Reputation: 139
After I have executed a df.size()
function as seen below (df = Dataframe
) in the pandas module, I've obtained a new column beside the one labeled No.
. However, I'm not sure how to manipulate this new column. This is because I don't know the label/key for this column.
For example, I want to express the values generated (in the new column) as a fraction of the sum of all these values in a new column. How can I do so?

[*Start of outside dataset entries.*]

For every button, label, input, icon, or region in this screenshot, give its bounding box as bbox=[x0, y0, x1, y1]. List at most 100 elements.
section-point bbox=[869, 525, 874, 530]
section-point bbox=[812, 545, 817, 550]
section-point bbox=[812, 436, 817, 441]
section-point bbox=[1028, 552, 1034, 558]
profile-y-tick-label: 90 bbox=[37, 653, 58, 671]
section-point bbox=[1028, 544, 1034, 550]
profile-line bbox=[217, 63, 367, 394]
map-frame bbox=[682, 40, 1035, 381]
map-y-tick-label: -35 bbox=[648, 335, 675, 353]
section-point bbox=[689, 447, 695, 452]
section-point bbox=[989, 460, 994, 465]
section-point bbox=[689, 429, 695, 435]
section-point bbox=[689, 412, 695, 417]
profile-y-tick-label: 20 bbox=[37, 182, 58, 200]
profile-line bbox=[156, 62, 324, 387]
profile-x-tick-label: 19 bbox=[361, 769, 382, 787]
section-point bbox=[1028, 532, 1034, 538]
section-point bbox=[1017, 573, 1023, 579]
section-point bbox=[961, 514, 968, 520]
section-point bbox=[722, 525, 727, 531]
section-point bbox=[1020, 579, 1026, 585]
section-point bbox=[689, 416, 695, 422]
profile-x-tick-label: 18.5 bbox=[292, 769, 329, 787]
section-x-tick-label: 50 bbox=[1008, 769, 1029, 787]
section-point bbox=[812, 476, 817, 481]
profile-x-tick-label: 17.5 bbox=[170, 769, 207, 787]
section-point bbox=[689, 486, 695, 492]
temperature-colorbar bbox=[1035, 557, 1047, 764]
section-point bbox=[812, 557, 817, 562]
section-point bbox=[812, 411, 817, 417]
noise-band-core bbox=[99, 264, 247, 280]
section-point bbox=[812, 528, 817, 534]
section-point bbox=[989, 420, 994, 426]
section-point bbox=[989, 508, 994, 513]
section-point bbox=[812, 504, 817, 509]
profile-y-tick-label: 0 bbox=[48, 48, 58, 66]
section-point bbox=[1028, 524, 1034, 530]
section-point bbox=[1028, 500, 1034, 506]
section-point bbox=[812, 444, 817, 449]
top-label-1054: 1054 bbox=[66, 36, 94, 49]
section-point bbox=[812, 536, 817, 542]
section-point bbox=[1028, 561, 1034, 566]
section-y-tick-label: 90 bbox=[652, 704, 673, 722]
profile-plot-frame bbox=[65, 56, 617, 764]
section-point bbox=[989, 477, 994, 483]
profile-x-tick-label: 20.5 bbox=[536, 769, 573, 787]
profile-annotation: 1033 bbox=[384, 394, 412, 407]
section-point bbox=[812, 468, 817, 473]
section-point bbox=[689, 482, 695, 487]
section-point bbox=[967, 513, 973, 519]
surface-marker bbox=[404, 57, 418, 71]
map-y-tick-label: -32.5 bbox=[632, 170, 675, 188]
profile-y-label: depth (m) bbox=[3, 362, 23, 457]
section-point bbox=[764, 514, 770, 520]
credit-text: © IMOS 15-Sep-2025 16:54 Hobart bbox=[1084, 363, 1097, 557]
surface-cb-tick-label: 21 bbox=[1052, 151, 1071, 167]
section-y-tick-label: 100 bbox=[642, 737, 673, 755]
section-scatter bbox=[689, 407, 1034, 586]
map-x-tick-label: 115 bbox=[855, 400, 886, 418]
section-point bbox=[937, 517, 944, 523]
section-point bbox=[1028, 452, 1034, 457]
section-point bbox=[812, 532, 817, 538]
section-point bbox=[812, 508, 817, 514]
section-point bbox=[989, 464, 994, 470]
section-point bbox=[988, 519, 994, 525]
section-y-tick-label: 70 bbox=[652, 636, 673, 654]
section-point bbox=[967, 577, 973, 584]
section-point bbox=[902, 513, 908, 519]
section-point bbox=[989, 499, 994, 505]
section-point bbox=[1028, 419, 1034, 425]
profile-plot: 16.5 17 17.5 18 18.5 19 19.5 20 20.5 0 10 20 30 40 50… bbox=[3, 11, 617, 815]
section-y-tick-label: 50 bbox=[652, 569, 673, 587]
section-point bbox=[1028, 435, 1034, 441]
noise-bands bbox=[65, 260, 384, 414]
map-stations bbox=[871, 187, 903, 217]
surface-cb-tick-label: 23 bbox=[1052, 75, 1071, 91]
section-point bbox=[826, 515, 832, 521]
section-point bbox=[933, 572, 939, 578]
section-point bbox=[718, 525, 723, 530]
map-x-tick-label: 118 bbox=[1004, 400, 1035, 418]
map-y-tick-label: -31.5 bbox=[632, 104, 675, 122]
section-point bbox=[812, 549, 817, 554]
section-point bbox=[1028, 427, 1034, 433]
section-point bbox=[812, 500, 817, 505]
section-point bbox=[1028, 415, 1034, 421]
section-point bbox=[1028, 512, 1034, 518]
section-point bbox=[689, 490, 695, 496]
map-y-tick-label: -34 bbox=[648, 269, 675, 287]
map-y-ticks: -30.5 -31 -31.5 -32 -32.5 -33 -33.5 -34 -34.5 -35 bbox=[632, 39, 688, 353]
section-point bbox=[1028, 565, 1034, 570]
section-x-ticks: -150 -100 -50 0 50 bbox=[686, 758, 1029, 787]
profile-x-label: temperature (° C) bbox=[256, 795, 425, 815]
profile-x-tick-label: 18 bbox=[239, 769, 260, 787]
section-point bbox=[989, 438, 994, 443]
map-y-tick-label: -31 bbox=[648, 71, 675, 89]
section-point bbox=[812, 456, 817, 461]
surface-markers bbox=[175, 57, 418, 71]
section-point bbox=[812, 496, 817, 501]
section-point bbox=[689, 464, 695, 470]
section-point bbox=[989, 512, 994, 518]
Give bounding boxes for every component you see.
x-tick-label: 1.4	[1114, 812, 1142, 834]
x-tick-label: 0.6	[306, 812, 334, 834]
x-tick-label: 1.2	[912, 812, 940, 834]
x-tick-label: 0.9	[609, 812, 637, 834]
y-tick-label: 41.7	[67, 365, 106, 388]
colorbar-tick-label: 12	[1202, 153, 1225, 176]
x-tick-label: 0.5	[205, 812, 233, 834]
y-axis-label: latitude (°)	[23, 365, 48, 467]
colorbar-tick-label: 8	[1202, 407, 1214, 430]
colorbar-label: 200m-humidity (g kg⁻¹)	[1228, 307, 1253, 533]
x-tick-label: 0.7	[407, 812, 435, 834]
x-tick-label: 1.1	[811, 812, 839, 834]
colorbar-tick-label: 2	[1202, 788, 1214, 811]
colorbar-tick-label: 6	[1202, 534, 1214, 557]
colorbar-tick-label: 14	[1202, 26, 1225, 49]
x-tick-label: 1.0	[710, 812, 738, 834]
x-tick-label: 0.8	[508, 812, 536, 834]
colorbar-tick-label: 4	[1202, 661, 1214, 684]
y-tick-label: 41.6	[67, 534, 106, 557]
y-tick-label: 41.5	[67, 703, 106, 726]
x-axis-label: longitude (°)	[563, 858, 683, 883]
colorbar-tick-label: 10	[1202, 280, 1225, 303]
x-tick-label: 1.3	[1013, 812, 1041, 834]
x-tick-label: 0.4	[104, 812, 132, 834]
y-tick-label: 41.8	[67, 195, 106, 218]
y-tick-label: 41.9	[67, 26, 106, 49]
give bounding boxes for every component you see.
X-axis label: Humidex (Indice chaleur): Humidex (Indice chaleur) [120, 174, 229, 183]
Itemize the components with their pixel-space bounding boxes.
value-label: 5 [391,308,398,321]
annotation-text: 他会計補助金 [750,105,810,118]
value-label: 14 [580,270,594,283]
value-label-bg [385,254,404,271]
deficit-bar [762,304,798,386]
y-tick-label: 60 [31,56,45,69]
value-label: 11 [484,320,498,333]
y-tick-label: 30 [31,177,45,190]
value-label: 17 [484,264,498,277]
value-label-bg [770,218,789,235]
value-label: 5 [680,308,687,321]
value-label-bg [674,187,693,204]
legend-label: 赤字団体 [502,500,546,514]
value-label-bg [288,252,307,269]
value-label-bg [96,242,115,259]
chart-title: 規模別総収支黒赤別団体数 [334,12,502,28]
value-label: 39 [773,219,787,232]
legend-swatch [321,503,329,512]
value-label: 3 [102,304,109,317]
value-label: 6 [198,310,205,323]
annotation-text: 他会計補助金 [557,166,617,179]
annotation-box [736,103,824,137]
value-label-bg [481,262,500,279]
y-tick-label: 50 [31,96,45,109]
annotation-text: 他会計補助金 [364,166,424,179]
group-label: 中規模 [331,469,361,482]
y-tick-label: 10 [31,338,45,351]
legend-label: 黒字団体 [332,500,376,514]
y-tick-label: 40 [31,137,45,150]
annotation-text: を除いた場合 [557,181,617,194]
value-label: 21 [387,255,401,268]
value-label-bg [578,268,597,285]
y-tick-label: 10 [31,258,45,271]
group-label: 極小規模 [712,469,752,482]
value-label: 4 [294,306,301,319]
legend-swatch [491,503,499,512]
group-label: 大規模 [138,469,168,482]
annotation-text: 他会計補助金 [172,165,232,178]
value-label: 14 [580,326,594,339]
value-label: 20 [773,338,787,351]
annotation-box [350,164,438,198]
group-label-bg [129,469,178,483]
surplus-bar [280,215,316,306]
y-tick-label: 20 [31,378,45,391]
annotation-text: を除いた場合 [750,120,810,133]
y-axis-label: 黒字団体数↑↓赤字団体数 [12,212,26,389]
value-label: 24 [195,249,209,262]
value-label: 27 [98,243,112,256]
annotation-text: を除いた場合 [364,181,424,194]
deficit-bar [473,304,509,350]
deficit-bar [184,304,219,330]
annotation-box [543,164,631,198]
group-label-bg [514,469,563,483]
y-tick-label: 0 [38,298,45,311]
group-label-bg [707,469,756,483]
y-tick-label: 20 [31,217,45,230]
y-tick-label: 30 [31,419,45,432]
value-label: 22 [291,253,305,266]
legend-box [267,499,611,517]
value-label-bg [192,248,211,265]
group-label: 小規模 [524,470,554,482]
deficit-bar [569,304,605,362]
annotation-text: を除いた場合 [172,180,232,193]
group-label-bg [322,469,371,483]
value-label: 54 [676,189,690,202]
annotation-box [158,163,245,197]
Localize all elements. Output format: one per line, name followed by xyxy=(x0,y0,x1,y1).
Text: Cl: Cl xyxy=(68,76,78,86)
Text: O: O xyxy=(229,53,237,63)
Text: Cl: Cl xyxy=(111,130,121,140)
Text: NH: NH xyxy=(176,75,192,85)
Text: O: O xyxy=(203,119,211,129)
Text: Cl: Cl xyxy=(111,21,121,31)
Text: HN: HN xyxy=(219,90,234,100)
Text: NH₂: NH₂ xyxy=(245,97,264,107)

JuncNo = pd.read_csv(filename)
JuncNo_group = JuncNo.groupby('No.')
JuncSize = JuncNo_group.size()
JuncSize.head(n=6)
No.
1 122
2 2136
3 561
4 91
5 10
6 3
dtype: int64
Upvotes: 1
Views: 73
Reputation: 863361
You have to set name of new Series and reset index:
JuncSize = JuncSize.groupby('No').size()
JuncSize.name = 'size'
JuncSize = JuncSize.reset_index()
print JuncSize
But if you need add new column with same no of rows as original dataframe, you can use:
JuncSize['size'] = JuncSize.groupby('No').transform(np.size)
Example:
print JuncSize
No Code
0 D B2
1 B B2
2 B B3
3 B B3
4 G B3
5 B B3
JuncSize['size'] = JuncSize.groupby('No').transform(np.size)
print JuncSize
No Code size
0 D B2 1
1 B B2 4
2 B B3 4
3 B B3 4
4 G B3 1
5 B B3 4
JuncSize = JuncSize.groupby('No').size()
print JuncSize
No
B 4
D 1
G 1
JuncSize.name = 'size'
print JuncSize
No
B 4
D 1
G 1
Name: size, dtype: int64
JuncSize = JuncSize.reset_index()
print JuncSize
No size
0 B 4
1 D 1
2 G 1
Upvotes: 1